The first-order curve runs parallel to the slope-1 guide line — halving the grid spacing only halves the error — while the second-order curve follows the slope-2 line, four times more accurate for each halving of \(\Delta x\), and is already an order of magnitude more accurate at these resolutions. (The travelling pulse has a peak, where the van Leer limiter falls back to first order; over the resolutions shown that single-cell contribution stays below the smooth \(O(\Delta x^2)\) error of the bulk. The "centred" reconstruction, which keeps second order even at the peak, gives an almost identical slope here.)

For the steady-state power law we set each model up at the steady state of its own discretisation with [steadySingleSpecies()] and compare to the exact power law sampled at the same reference sizes.

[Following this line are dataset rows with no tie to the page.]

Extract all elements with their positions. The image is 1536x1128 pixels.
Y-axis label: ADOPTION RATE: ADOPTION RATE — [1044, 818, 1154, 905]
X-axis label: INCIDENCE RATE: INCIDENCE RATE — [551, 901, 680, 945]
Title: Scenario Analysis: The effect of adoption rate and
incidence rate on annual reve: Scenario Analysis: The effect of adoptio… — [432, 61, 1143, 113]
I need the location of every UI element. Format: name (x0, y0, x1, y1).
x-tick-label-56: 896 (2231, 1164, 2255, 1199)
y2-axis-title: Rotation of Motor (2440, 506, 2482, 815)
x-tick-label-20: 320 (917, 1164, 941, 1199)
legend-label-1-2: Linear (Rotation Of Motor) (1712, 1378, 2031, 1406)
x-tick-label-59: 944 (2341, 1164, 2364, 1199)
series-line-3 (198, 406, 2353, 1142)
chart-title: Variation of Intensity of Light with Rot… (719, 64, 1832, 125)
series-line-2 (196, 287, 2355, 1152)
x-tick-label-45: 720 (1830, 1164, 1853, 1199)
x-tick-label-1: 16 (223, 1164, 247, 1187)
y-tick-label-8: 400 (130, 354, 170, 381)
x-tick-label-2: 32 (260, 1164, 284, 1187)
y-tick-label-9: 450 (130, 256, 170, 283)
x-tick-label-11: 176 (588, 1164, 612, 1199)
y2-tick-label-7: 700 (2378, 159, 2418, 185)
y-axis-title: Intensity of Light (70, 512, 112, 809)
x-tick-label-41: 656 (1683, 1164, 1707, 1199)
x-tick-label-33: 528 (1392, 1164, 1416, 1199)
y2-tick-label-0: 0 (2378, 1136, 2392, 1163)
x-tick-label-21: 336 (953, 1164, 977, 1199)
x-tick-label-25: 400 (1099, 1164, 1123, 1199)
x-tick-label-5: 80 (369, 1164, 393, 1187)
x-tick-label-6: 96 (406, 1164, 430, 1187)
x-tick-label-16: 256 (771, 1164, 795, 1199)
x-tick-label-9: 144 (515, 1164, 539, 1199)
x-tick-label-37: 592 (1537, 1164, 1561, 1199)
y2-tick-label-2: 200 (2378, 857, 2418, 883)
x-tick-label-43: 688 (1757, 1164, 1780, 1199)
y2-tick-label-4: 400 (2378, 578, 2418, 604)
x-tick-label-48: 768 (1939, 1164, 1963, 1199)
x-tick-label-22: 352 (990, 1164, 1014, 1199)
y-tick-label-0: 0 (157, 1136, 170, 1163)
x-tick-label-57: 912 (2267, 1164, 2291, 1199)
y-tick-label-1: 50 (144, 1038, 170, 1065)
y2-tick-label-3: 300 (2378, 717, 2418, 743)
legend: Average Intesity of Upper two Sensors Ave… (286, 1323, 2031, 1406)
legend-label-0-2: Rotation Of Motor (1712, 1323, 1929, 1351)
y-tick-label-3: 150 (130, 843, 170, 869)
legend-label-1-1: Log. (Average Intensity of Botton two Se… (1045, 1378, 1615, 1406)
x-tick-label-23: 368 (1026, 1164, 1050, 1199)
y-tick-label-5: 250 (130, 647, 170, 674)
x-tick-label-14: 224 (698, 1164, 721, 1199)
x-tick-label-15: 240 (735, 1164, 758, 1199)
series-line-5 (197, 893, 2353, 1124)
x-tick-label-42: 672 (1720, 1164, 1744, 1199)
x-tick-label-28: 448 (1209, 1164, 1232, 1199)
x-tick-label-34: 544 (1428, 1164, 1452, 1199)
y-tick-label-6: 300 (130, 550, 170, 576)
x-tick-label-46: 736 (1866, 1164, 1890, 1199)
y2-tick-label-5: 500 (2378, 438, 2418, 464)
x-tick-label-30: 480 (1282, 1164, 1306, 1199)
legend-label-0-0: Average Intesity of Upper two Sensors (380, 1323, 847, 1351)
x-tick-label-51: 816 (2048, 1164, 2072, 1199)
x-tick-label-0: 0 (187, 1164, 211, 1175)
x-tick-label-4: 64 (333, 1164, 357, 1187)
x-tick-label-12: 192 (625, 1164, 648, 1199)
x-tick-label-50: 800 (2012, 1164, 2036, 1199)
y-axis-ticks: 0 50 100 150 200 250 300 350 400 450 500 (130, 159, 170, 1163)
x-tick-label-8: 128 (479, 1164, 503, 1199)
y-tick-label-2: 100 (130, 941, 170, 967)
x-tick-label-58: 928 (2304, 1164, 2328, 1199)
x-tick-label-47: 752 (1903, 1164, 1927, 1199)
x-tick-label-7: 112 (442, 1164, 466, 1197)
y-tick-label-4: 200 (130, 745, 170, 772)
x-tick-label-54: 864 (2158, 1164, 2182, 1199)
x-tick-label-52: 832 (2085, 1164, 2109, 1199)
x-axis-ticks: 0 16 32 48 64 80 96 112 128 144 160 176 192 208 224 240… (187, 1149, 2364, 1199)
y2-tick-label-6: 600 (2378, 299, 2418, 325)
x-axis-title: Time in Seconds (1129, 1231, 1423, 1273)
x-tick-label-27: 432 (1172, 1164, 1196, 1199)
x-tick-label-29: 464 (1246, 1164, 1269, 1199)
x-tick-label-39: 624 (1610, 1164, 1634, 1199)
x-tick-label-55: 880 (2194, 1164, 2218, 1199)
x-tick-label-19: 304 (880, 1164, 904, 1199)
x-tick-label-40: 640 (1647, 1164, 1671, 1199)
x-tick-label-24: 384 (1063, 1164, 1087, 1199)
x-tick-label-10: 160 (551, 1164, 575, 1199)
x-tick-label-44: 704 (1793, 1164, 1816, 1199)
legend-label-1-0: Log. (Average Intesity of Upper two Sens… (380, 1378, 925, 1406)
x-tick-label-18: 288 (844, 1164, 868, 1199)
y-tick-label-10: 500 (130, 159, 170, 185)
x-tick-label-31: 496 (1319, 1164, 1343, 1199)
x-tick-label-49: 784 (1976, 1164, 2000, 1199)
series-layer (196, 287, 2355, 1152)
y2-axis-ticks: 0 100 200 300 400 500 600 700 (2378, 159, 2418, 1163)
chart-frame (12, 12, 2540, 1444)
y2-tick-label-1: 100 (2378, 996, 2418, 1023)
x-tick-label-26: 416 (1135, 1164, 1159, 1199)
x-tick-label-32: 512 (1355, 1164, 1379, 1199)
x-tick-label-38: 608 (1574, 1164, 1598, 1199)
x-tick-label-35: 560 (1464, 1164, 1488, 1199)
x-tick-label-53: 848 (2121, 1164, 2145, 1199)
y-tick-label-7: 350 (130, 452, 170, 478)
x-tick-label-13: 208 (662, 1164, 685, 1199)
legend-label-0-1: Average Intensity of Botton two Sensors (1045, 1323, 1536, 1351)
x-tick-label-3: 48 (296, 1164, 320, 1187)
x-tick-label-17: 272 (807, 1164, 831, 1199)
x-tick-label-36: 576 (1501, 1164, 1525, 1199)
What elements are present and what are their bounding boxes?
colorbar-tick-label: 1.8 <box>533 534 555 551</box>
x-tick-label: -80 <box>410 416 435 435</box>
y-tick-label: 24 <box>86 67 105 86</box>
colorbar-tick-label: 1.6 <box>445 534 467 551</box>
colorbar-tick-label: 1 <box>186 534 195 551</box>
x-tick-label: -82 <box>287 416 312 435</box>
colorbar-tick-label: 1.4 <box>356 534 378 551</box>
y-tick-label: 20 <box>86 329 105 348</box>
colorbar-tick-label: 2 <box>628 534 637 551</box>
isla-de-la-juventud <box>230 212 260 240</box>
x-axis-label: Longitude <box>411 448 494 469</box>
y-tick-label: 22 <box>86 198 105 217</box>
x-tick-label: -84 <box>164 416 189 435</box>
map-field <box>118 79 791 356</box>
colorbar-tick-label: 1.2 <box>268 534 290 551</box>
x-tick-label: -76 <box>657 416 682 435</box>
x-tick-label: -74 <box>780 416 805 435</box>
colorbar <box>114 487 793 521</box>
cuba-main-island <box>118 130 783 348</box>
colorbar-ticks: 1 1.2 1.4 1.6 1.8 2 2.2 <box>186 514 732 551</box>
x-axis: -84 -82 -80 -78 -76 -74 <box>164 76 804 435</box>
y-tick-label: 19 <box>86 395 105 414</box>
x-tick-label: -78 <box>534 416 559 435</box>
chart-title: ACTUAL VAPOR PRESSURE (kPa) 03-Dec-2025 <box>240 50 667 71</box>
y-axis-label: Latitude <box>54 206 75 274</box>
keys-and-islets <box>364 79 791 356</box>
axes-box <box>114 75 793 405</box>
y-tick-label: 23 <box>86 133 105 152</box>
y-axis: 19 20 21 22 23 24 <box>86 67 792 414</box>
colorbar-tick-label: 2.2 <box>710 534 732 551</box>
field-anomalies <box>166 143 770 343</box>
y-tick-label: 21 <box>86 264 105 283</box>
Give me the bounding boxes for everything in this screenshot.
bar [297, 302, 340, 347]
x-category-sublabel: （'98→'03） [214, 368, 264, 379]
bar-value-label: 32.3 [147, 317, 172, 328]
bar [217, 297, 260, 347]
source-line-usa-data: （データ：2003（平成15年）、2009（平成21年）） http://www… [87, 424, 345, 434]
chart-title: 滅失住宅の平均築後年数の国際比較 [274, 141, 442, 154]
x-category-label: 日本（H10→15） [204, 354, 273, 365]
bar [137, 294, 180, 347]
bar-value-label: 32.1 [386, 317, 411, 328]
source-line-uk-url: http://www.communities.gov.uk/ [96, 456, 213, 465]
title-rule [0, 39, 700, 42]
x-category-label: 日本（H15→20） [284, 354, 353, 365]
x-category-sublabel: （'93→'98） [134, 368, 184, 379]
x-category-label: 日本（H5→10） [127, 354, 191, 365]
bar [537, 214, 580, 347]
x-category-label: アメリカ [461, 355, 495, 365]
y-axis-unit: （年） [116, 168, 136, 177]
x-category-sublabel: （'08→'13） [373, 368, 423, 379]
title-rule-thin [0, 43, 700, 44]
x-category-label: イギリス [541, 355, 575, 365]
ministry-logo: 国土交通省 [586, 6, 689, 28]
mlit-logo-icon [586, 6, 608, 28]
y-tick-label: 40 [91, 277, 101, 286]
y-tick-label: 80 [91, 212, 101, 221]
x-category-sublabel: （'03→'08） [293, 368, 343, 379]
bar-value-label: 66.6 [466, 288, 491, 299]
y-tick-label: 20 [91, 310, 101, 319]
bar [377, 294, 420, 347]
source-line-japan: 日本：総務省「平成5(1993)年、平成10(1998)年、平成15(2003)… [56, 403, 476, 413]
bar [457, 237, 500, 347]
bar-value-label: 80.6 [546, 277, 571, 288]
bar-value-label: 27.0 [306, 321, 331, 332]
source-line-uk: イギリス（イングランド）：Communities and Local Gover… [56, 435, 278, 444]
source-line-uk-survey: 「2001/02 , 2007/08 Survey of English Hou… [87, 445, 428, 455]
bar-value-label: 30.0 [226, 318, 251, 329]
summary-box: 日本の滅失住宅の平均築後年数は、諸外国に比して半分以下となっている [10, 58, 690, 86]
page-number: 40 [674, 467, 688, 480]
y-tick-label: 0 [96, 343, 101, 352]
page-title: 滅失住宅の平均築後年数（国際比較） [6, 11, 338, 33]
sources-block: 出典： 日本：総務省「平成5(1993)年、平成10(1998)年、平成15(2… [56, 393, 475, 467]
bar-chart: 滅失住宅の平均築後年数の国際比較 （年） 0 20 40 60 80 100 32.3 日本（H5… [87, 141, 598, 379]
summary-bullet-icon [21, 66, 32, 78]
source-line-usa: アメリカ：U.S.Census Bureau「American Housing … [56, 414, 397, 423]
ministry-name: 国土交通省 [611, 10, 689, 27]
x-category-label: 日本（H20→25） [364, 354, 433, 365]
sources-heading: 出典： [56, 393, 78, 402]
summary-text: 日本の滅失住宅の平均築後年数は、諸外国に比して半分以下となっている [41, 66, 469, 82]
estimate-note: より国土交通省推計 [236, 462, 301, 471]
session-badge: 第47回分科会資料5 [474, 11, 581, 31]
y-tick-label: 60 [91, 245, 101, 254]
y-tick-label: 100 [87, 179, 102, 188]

steady_err <- function(no_w, second_order) {
    pr <- build_sp(no_w, second_order)
    rw <- ref_w(pr, second_order)
    initialN(pr) <- matrix(rw^(-lambda), nrow = 1)
    pr@species_params$constant_reproduction <- getRequiredRDD(pr)
    pr <- setRateFunction(pr, "RDD", "constantRDD")
    pr <- steadySingleSpecies(pr, keep = "egg")
    num <- initialN(pr)[1, ]
    ana <- rw^(-lambda)
    no <- length(num)
    mask <- seq_len(no) > 0.05 * no & seq_len(no) < 0.85 * no
    sqrt(sum((num[mask] - ana[mask])^2 * pr@dw[mask]) /
         sum(ana[mask]^2 * pr@dw[mask]))
}

err_ss_first  <- sapply(no_ws, steady_err, second_order = FALSE)
err_ss_second <- sapply(no_ws, steady_err, second_order = TRUE)
round(c(first_order = sp_order(err_ss_first),
        second_order = sp_order(err_ss_second)), 2)
#>  first_order second_order 
#>         0.95         1.35

Again the first-order steady state converges at first order and the second-order scheme faster; the second-order slope approaches 2 as the grid is refined, the small shortfall coming from the first-order upwind treatment that both schemes keep at the non-smooth recruitment boundary, which the steady state feels through the reproduction influx there.